Ponder for a moment the profound un-funniness of this cartoon. No, really -- would you find this good even in middle school? Because that's about the last time in my life I can imagine that joke being amusing.
Then there's the art.
Why is Captain Overcompensation tilted sideways in his chair when he's supposed to be leaning back? He's going to fall over on his left side in a moment, which sadly will be too late to rescue this tragically lame foray into Humorland. Seriously, his left and right feet (bonus points for drawing the feet at all, of course) are not both on that desk.
And why is the shrink staring not at her appalling, boorish client who has, in a disturbing psychoreactive fit, spray-painted his enormous schlong with white latex, but rather directly out at the viewer? And why is she grinning in skull-like pleasure instead of recoiling in horror?
Finally, however much Latex Penis Guy is paying her, it's too much, because she hasn't taken a single note, despite the large pen, pencil, and pink sex toy on her desk.
What therapist wears a shirt and skirt like that? One who buys stainless steel counseling couches, that's who.
This is a great example of how adding incredibly stupid jokes to bad art actually makes the art worse. It's the magic of comics, kids!
Why is our therapist staring at her client's ankle?
Why did our therapist buy a couch that's ten sizes too large for any normal human, and yet ten sizes too small for her size-changing patient?
Why does our therapist own an office with eighty-foot-tall ceilings?
How has Mr. Everest managed to warp space-time in such a way that the bookshelves are getting sucked into an alternate perspective dimension?
Why is our counselor one of the undead, sitting there in the throes of advanced rigor mortis, somehow throwing her voice without opening her mouth? Or was she perhaps frozen there by Frosty the Lame-o.
Why has she wrapped all of her furniture and artwork in cellophane? Is she secretly my grandmother?

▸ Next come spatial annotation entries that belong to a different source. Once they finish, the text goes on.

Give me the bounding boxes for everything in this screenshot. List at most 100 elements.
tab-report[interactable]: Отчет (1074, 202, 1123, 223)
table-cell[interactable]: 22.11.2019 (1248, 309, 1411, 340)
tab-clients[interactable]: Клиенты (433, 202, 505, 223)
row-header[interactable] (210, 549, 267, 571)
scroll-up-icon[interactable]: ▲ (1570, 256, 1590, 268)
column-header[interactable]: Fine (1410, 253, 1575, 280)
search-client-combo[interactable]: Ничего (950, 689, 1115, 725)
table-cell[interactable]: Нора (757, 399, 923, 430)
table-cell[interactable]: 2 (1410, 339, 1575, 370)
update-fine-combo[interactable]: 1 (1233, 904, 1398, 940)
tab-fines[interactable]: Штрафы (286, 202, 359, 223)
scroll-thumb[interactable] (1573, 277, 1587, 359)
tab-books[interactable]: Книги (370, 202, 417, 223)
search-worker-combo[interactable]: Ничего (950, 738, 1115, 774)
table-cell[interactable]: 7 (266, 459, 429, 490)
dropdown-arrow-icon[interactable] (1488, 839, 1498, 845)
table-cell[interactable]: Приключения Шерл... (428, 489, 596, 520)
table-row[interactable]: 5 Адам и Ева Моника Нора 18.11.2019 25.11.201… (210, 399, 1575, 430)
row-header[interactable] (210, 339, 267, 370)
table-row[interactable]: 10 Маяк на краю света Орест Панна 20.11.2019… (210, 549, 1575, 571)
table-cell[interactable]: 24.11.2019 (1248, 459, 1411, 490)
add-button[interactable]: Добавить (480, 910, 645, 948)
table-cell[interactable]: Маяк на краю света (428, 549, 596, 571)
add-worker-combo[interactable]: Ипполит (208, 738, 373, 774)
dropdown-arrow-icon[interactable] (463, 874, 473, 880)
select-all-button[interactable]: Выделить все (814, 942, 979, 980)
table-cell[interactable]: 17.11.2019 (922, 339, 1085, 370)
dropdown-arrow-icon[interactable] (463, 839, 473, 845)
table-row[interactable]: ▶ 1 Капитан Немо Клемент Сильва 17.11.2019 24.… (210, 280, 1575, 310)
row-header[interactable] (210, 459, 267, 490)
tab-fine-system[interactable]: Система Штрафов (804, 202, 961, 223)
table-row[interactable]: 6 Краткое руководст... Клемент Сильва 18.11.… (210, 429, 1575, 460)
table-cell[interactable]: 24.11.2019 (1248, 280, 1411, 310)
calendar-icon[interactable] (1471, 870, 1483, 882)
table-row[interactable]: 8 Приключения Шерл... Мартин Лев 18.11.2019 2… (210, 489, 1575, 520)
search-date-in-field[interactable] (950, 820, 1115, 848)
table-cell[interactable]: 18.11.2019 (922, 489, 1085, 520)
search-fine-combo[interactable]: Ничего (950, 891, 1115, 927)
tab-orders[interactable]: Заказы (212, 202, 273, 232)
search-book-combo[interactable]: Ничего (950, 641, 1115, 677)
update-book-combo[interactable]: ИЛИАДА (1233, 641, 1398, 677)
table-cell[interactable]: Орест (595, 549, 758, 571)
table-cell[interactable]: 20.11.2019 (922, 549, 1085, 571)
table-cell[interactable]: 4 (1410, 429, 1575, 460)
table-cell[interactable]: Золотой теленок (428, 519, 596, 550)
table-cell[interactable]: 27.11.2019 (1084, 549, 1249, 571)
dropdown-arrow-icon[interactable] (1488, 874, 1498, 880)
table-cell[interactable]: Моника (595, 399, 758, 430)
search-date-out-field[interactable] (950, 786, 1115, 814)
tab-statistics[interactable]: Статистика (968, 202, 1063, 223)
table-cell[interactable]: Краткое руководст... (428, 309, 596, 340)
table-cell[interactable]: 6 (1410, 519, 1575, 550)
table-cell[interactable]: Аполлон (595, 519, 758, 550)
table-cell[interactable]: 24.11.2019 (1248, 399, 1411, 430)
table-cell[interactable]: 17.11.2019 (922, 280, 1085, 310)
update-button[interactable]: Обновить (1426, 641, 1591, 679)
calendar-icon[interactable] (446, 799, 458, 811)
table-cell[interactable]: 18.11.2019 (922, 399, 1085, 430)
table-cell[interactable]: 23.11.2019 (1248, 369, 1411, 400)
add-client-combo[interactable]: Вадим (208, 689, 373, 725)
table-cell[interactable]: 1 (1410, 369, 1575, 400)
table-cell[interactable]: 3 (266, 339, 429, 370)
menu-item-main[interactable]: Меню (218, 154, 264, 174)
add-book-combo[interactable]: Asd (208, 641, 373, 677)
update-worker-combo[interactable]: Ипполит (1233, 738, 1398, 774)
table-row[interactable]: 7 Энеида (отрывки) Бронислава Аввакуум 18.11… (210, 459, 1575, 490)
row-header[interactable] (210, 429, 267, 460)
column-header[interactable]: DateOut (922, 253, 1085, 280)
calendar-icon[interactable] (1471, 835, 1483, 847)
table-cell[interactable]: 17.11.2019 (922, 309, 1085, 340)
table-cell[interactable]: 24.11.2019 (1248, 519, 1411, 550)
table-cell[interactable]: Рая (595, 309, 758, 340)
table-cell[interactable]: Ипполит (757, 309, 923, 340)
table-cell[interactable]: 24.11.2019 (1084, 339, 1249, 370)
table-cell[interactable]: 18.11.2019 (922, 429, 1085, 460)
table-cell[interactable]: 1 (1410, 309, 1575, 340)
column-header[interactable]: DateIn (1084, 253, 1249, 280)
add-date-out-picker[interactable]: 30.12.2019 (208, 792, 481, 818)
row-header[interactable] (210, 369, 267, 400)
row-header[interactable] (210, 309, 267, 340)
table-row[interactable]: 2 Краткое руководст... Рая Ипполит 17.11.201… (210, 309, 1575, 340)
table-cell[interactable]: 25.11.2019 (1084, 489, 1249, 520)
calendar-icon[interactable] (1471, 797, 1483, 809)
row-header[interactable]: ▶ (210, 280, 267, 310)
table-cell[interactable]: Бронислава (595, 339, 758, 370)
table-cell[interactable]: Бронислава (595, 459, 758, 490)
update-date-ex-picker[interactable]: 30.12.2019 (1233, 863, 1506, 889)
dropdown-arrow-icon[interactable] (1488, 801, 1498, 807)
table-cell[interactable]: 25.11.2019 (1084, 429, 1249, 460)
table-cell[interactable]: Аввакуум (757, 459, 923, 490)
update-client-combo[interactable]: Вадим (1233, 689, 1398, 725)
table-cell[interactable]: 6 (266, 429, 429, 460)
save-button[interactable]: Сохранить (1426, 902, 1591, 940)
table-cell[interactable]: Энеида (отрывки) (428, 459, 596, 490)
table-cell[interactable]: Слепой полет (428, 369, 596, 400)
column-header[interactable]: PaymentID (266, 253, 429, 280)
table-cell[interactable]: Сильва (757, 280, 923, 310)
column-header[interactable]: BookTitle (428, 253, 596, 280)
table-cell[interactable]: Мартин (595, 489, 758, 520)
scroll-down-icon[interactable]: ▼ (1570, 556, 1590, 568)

Again, what professional wears an outfit like that? Did she just stumble out of bed?
Has Thing Rip-Off Guy literally taken off his "rocks" and dropped them on the floor, thus explaining the look of horror on her face?
Why is his mouth on the side of his face?
The only force in the universe that can compete with the suckiness of Liefeld's art is the suckiness of his writing. Add "humor" to the mix and you've managed to tear the space-time continuum itself, pulling the entire universe into an alternate reality where work like this makes millions of dollars and sets an entire beloved industry back to elementary school-level garbage.
And that is reason number eight I hate Rob Liefeld's art.